Schulz sagte in Düsseldorf mit Blick auf Erdoğan: „Was nimmt dieser Mann sich eigentlich raus? Es ist nicht die Aufgabe eines türkischen Staatspräsidenten, Anweisungen für die Bundestagswahl zu geben.“ An die Adresse der türkischstämmigen wahlberechtigten Bundesbürger sagte er: „Ihr gehört zu uns. Wir lassen nicht zu, dass in unserem Land zwei Bevölkerungsgruppen gespalten werden.“

Der türkische Vize-Ministerpräsident Bekir Bozdag wies die deutschen Reaktionen auf den Wahlaufruf Erdoğans scharf zurück. „Es sind respektlose, sehr unverschämte Äußerungen, die die Grenzen des Anstands überschreiten“, zitierte ihn die Nachrichtenagentur Anadolu. Bozdag machte deutlich, dass Ankara Erdoğans Aufruf nicht als illegitime Einmischung in die deutsche Wahl betrachtet: Erdoğan habe sich lediglich an die wahlberechtigten türkischen Staatsbürger in Deutschland gewandt, nicht an die anderen Bürger Deutschlands. Er wiederholte auch die Kritik Erdoğans, dass Deutschland die PKK und die Anhänger der Gülen-Bewegung unterstütze, die von Ankara für den Putschversuch vor einem Jahr verantwortlich gemacht wird.

Auch der österreichische Außenminister Sebastian Kurz kritisierte den türkischen Präsidenten scharf. „Die ständige Einmischung Erdoğans in innere Angelegenheiten anderer Staaten – so etwas findet ja nicht nur in Deutschland statt – lehne ich ganz klar ab“, sagte Kurz der „Welt am Sonntag“. Erdoğan versuche, die „türkeistämmigen Communities“ zu instrumentalisieren, insbesondere in Deutschland und Österreich. Er polarisiere und trage Konflikte aus der Türkei in die EU hinein.

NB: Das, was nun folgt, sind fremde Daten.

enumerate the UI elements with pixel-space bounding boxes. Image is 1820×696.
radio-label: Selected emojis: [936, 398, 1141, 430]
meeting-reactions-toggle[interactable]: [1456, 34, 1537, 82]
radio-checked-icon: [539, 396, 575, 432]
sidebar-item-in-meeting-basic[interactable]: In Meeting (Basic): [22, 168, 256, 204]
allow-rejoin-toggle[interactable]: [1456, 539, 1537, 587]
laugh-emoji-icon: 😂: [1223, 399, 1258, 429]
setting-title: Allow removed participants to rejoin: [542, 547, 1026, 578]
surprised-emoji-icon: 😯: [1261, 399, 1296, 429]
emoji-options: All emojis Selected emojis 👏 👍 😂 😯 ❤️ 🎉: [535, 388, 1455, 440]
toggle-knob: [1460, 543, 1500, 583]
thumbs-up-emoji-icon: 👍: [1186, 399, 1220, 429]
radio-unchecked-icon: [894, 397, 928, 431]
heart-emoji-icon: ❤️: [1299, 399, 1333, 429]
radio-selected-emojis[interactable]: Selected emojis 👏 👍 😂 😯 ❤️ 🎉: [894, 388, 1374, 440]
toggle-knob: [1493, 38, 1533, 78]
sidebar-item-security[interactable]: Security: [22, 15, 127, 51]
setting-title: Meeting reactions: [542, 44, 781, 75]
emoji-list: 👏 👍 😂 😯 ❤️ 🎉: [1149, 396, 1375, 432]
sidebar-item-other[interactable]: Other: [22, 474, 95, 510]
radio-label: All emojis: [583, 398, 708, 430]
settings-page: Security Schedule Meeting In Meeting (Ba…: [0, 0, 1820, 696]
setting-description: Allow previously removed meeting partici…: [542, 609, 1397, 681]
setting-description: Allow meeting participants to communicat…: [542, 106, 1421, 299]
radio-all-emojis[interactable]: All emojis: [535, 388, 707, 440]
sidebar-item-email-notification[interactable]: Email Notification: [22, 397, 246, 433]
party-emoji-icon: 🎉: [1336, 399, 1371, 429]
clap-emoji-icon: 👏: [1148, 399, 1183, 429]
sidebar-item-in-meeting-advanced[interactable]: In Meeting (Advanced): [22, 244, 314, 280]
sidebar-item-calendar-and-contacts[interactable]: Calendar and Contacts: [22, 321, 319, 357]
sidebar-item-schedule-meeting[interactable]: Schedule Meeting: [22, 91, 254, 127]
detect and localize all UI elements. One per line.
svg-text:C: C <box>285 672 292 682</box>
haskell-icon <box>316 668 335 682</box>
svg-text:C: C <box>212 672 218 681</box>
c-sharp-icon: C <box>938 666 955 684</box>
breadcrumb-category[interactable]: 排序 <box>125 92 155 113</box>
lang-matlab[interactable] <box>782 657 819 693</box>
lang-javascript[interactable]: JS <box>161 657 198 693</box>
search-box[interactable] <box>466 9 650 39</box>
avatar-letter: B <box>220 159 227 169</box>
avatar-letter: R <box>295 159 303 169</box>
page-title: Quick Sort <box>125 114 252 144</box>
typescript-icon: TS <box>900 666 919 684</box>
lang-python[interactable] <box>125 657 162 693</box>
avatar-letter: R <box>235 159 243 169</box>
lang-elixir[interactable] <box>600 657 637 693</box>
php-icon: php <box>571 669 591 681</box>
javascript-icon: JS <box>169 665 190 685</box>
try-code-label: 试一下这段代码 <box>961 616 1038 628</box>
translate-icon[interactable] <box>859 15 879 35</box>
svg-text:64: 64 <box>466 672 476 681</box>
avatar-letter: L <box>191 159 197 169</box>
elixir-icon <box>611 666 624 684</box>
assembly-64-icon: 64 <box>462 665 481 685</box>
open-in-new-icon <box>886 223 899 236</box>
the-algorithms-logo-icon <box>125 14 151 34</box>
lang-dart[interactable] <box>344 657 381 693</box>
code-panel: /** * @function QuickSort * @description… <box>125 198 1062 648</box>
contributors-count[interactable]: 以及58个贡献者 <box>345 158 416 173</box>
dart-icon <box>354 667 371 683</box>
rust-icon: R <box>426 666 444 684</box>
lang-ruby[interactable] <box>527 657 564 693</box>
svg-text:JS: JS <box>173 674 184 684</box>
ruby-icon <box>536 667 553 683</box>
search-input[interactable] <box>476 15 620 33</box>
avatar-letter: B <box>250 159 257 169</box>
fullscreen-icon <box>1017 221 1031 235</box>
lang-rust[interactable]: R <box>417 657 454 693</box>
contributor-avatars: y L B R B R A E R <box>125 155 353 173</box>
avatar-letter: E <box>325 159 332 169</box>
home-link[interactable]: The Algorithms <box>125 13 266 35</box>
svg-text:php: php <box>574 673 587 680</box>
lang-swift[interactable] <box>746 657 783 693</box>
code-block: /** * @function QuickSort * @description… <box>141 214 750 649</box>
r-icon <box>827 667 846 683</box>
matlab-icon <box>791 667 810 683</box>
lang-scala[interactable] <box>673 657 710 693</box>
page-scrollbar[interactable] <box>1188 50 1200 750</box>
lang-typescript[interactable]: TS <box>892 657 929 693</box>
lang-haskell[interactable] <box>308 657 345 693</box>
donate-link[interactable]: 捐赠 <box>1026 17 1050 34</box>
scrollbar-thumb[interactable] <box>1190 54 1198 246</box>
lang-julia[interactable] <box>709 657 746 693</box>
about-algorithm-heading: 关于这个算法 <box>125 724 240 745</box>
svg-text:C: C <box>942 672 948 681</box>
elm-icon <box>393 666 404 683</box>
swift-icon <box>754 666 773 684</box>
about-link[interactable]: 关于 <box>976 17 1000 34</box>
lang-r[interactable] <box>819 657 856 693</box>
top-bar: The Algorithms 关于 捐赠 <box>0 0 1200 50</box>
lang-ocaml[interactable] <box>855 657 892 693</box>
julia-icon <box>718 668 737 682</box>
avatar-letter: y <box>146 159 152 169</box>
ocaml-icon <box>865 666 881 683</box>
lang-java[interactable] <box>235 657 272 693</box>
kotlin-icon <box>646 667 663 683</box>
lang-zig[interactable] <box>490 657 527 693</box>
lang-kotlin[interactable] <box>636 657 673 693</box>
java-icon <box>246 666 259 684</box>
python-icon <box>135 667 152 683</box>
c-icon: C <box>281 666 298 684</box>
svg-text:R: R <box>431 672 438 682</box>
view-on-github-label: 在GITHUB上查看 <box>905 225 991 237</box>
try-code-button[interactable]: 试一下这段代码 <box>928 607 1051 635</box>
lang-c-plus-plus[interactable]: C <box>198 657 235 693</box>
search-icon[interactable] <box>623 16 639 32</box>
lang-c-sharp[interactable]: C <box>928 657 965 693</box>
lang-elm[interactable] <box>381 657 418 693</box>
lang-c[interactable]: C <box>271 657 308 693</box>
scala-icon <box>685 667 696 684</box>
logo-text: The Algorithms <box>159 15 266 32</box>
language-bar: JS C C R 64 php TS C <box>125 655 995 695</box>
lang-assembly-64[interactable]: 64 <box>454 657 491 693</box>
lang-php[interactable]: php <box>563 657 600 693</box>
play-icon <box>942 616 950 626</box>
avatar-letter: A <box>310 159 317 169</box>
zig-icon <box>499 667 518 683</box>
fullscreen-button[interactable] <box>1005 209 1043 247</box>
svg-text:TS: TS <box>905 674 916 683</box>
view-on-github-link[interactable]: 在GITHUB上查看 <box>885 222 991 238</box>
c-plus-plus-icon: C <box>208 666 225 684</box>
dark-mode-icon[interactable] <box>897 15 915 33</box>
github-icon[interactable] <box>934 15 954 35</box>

Kanzleramtsminister Peter Altmaier (CDU) zeigte sich überzeugt, dass Erdoğans Aufruf keine große Wirkung haben werde. „Unsere türkischstämmigen Mitbürger sind klüger als Erdoğans Beeinflussungen“, sagte er der „Bild“-Zeitung (Samstag).

Die Union reagierte auf Erdoğan, indem sie den Spieß umdrehte: „Eine einzigartige Chance: Union wählen und Erdoğan ärgern!“, twitterte Fraktionsgeschäftsführer Michael Grosse-Brömer.